Ron Paul caters to a select group of Republican voters -- small-government conservatives with strong libertarian leanings. They populate places like rural New Hampshire and the Mountain West. And, odds are, they're not at this weekend's Values Voter Summit. The people in attendance are typically suburban and are often indifferent toward many of the issues Paul, a Texas congressman, talks about, like monetary policy. And in the case of the Iraq War, Paul and evangelical voters are on opposite sides of the argument: Paul has opposed the war in the start, while a recent CBS News poll found that evangelicals still support a continued presence in Iraq.

Paul seems to bring a dedicated following wherever he goes, but the Summit crowd's reaction to Paul's message was decidedly mixed -- aside from the young group wearing his t-shirts. Cheers for abolishing the Department of Education -- which many conservative Christians feel has contributed to the secularization of public schools -- but only a smattering of applause for other positions, like taking troops out of Iraq to patrol the border with Mexico, or repealing the 16th Amendment (and with it, the income tax).

Paul's position on same-sex marriage also doesn't go as far as many here would like. He wants to pass legislation removing marriage cases from the jurisdiction of federal courts, thus making it a state-by-state issue. But the constitutional amendment many conservative leaders support would ban such marriages in the states as well.
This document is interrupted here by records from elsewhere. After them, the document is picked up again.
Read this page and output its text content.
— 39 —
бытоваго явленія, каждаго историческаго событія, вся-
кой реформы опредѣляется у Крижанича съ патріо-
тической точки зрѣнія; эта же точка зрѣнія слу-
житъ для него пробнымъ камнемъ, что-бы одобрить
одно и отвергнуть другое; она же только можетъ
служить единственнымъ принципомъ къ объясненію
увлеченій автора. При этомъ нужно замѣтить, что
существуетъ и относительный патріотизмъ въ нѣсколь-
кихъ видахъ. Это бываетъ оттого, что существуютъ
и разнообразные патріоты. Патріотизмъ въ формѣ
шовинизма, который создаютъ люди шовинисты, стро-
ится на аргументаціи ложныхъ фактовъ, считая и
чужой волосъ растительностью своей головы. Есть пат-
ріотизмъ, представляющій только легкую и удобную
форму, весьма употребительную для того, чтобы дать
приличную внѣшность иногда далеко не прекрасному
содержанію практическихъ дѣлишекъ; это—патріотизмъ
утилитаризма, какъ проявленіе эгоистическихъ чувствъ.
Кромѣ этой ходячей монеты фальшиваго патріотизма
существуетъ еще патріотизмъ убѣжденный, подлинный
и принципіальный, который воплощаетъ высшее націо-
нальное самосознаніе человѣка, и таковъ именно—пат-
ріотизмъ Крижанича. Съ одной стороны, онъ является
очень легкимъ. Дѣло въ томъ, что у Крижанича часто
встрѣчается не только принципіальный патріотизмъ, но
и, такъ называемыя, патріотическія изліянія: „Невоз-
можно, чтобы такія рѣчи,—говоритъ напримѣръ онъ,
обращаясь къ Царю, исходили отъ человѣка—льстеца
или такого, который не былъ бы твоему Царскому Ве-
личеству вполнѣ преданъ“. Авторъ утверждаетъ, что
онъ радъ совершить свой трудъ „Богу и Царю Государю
Still, Paul told CBSNews.com that the Values Voter Summit crowd isn't too different from that of other Republican events he's attended. "They're very receptive to maybe 90 percent of it," he said, adding that evangelicals who believe he's overly cautious about protecting civil liberties agree with him after he explains himself. "Their civil liberties need to be protected to so their ministers can say what they want in the pulpit."

As for the 10 percent Paul and the Summit audience don't agree on? "It's mostly the war," Paul said. "They've been taught by too many that this war was necessary when it isn't."